オオカミ少女
リクが卒業間近の2月。リクは、私に話があると言って家に呼び出した。


 『リク―。』


『よお。来たか。』

『何―?改まっちゃって呼んじゃってさ。』


笑いながらリクに問いかけた。


『ナツ…。あのさ…。』


…リクどうしたんだろう。


『ナツは、どの高校行くんだっけ?』


『リクと同じ地元の高校行くって約束してたじゃん!何言ってんの―?!』


それから少し沈黙が続いて、リクが口を開いた。


『ナツ。ごめん。俺地元の高校行かないんだ。』


『え…。は?』


泣きそうになった。リクとは、今までずっと一緒だった。
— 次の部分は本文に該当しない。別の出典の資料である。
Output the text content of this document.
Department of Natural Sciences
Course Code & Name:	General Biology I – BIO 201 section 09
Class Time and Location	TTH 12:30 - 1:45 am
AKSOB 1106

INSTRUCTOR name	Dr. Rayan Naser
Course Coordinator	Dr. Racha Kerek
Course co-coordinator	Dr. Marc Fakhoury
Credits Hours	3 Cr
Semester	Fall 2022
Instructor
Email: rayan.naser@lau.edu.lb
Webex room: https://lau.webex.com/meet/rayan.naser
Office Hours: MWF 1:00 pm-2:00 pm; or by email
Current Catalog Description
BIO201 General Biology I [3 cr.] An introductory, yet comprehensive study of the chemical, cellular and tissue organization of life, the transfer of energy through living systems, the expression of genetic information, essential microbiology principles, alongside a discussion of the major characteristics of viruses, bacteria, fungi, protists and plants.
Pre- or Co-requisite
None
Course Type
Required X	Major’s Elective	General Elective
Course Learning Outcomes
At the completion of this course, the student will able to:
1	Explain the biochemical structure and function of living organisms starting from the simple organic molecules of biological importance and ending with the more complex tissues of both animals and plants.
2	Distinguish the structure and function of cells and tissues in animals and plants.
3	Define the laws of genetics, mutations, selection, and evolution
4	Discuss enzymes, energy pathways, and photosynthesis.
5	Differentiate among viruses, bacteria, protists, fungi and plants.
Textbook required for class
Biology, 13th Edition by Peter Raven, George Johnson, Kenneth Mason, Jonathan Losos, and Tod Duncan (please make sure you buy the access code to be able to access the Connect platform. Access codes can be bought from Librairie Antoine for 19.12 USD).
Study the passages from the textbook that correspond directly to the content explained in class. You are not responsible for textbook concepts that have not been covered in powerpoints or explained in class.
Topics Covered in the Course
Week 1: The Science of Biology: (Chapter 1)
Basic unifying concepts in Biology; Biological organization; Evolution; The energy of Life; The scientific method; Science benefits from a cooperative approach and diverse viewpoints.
なのに…何で…?


『な…なんで?』


『ナツ。俺…。』


『…リク。もう、いいよ。…話ってこれだけ?』


『ナツ。ちゃんと聞いて?』


『帰るね。』


ガチャ…。…何それ…?何それ何それ!!リク意味が分かんないよ。


『ナツ!待って!』

腕を掴むリク。


『なんなの!離して!』


『話を聞いて?』


『…リク意味分かんないよ?約束してたじゃん。私馬鹿だけどさ、リクと同じ高校行く為にどんだけ頑張って勉強してると…。』


悔しくて裏切られた気持ちが涙に代わって溢れるのを必死に堪えた。


 リクは悲しそうに下を向き、私の腕を離す。